Knecht Hansjörg · Nationalrat · Aargau · Fraktion der Schweizerischen Volkspartei · 2016-06-16

Wortprotokoll

Der Bundesrat soll mit diesem Postulat beauftragt werden, in einem Bericht Möglichkeiten aufzuzeigen, wie im Lichte der zurückgehenden Mengen an brennbaren Abfällen und im Sinne der Energiestrategie 2050 eine Kapazitäts- respektive Standortplanung für Verbrennungsanlagen mit Wärme-Kraft-Kopplung erreicht werden könnte. Dabei sind die Importmengen von brennbaren Abfällen ebenfalls zu berücksichtigen.

Die Abfallstatistiken des Bafu der vergangenen Jahre zeigen gerade deutlich auf, dass das Wachstum bei den Mengen brennbarer Abfälle rückläufig ist. Eine nominale Stabilisierung der Tonnagen bedeutet bei unserem teilweise rasanten Bevölkerungs- und Wirtschaftswachstum nämlich eine relative Verringerung der Mengen. Es ist auch davon auszugehen, dass die relative Verringerung der Mengen sich fortsetzt und allenfalls sogar eine nominale Verringerung eintreten könnte, ist es doch offizielle Politik, den Umgang mit Abfall so zu bewerkstelligen, dass mehr recycelt und umweltschonender mit Abfall umgegangen wird. Und genau diese Verringerung der Mengen ist das Problem, welches die [PAGE 1142] Planungs-, Rechts- und Investitionssicherheit für solche Anlagen infrage stellt.

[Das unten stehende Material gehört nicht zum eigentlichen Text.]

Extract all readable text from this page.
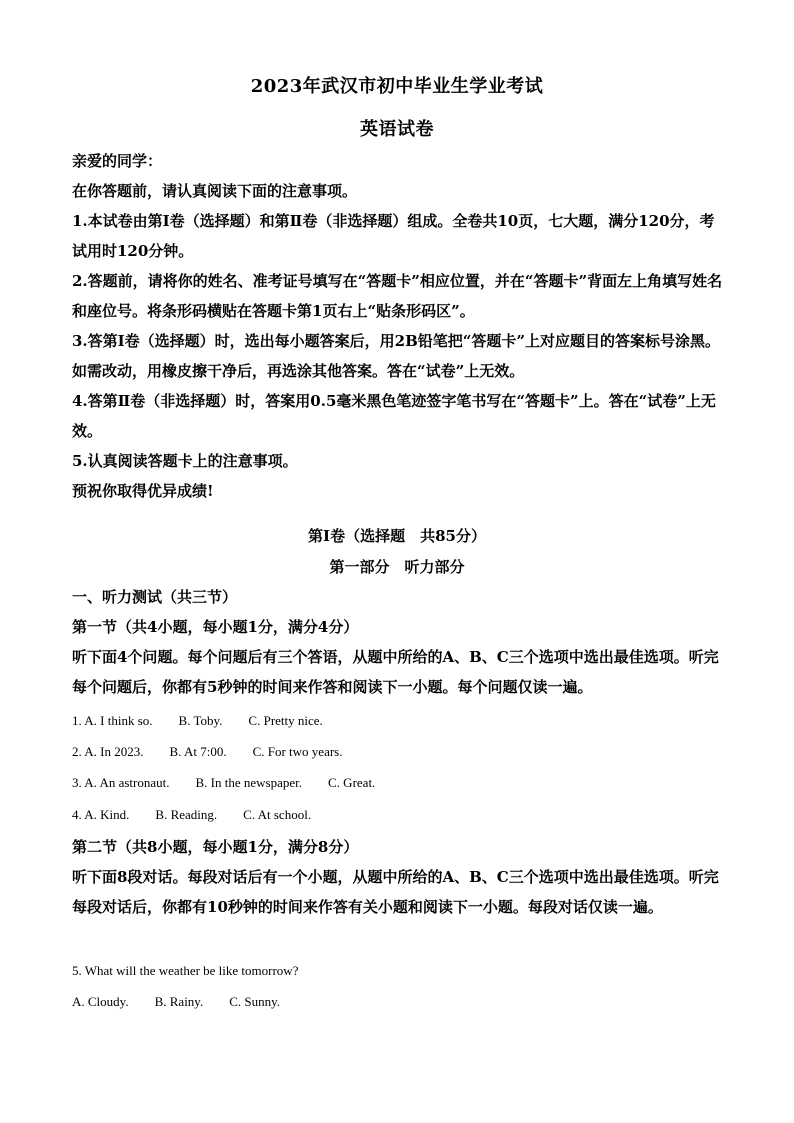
2023年武汉市初中毕业生学业考试
英语试卷
亲爱的同学：
在你答题前，请认真阅读下面的注意事项。
1.本试卷由第Ⅰ卷（选择题）和第Ⅱ卷（非选择题）组成。全卷共10页，七大题，满分120分，考试用时120分钟。
2.答题前，请将你的姓名、准考证号填写在“答题卡”相应位置，并在“答题卡”背面左上角填写姓名和座位号。将条形码横贴在答题卡第1页右上“贴条形码区”。
3.答第Ⅰ卷（选择题）时，选出每小题答案后，用2B铅笔把“答题卡”上对应题目的答案标号涂黑。如需改动，用橡皮擦干净后，再选涂其他答案。答在“试卷”上无效。
4.答第Ⅱ卷（非选择题）时，答案用0.5毫米黑色笔迹签字笔书写在“答题卡”上。答在“试卷”上无效。
5.认真阅读答题卡上的注意事项。
预祝你取得优异成绩!
第Ⅰ卷（选择题　共85分）
第一部分　听力部分
一、听力测试（共三节）
第一节（共4小题，每小题1分，满分4分）
听下面4个问题。每个问题后有三个答语，从题中所给的A、B、C三个选项中选出最佳选项。听完每个问题后，你都有5秒钟的时间来作答和阅读下一小题。每个问题仅读一遍。
1. A. I think so. B. Toby. C. Pretty nice.
2. A. In 2023. B. At 7:00. C. For two years.
3. A. An astronaut. B. In the newspaper. C. Great.
4. A. Kind. B. Reading. C. At school.
第二节（共8小题，每小题1分，满分8分）
听下面8段对话。每段对话后有一个小题，从题中所给的A、B、C三个选项中选出最佳选项。听完每段对话后，你都有10秒钟的时间来作答有关小题和阅读下一小题。每段对话仅读一遍。
5. What will the weather be like tomorrow?
A. Cloudy. B. Rainy. C. Sunny.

Kehrichtverbrennungsanlagen (KVA) sind sehr kapitalintensive Investitionen und werden üblicherweise von der öffentlichen Hand getragen. Anlagen mit Strom- und Wärmeproduktion haben einen Versorgungsauftrag. Der Aufbau eines Wärmeverteilnetzes hat zudem einen nicht unerheblichen Finanzaufwand zur Folge, der jedoch nur langfristig gerechtfertigt werden kann. Um diese Langfristigkeit soll es denn auch gehen. Sowohl im Strombereich wie auch in der Wärmenutzung wird den KVA auch in der neuen Energiepolitik ein wichtiger Stellenwert beigemessen. Bei Wegfall der Wärmeproduktion würden teure Investitionen, welche in die Fernwärmenetze getätigt wurden, infrage gestellt oder müssten sogar abgeschrieben werden. Das sollte verhindert werden.

Mit den Mengenbilanzen für die Abfälle und mit aussagekräftigen Prognosen soll im Bericht aufgezeigt werden, wie die sehr sinnvolle und im Gesamtenergiebereich wichtige Weiterführung respektive der Ausbau der Abwärmenutzung gesichert werden kann.